Another good thing about the article is that it points out that the official measure of consumer price inflation probably underestimates inflation. Unfortunately though, the article is also filled with very confused economic theories. In fact, it contains more economic fallacies than any single article I have read for a long time. First of all they use nonsensical Keynesian concepts such as the output gap and the Taylor rule for monetary policy (which is partially based on the output gap). They then point out the need for structural reform in Europe, but they seem to regard lowering taxes and welfare spending and deregulating the labor market as a secondary priority at best, only to then claim that "The snag is that in the short run reforms that reduce job protection are more likely to depress consumer spending."
As if the key to economic growth was consumption. In reality it is of course investments, and in order to have a sustainable increase in investments higher savings is of course needed.
This anti-savings nonsense is however not really new to The Economist, who last year criticized China for not spending more tax payers money on health care something which allegedly held back growth as people saved more in order to have enough money to be able to buy health care when they need it. That China like had the highest growth rate in the world as a result of having the highest savings- and investment rate remained unnoticed.
Similarly their main idea for "structural reform" is to increase the possibility of using homes as ATM-machines through "home equity loans" the way it is possible in America. Which is to say, even though they previously noted the high money supply and credit growth they do favor higher money supply growth only through increased home equity loans rather than formal base rate cuts. Contradicting themselves in a similar way in the end they blame the ECB for being partly to "blame" for the alleged excessive thrift of Europeans when the ECB point out that they already pursue a inflationary monetary policy so they can hardly do much more to boost growth. This they claim makes Europeans to pessimistic and hence too thrifty. But the whole point of the article was that the ECB was right when it cannot do much more to boost growth so are they supposed to lie and say they can?
And won't such a lie appear extremely puzzling to say the least if they don't follow up and do cut rates? Another contradiction appear when they after having spent the article pointing out that it would be unwise to cut interest rates given how money supply growth and consumer price inflation is well above what they should be, they suddenly say rates should be cut in order to "cushion economies when reforms [Reforms? What reforms?] are being carried out".

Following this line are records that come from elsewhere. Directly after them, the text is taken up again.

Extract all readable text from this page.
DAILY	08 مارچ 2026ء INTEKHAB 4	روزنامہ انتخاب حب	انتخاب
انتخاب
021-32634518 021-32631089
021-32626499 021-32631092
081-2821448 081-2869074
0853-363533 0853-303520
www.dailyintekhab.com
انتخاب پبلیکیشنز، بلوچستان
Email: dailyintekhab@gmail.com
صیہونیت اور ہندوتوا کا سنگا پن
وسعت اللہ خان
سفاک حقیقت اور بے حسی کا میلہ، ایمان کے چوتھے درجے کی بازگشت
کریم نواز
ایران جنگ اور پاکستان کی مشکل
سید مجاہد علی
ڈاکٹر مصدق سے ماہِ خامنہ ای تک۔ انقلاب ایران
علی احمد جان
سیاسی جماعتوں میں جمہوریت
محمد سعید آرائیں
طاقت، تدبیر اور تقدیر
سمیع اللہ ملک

A turn justified by claiming that "core inflation" is low (forgetting how they previously in the article pointed out how the official measure underestimates inflation). As if all of this wasn't bad enough they also criticize European governments for not running large enough budget deficits. That several of them including the three biggest economies, Germany, France and Italy already run budget deficits even greater than in America relative to GDP seems irrelevant.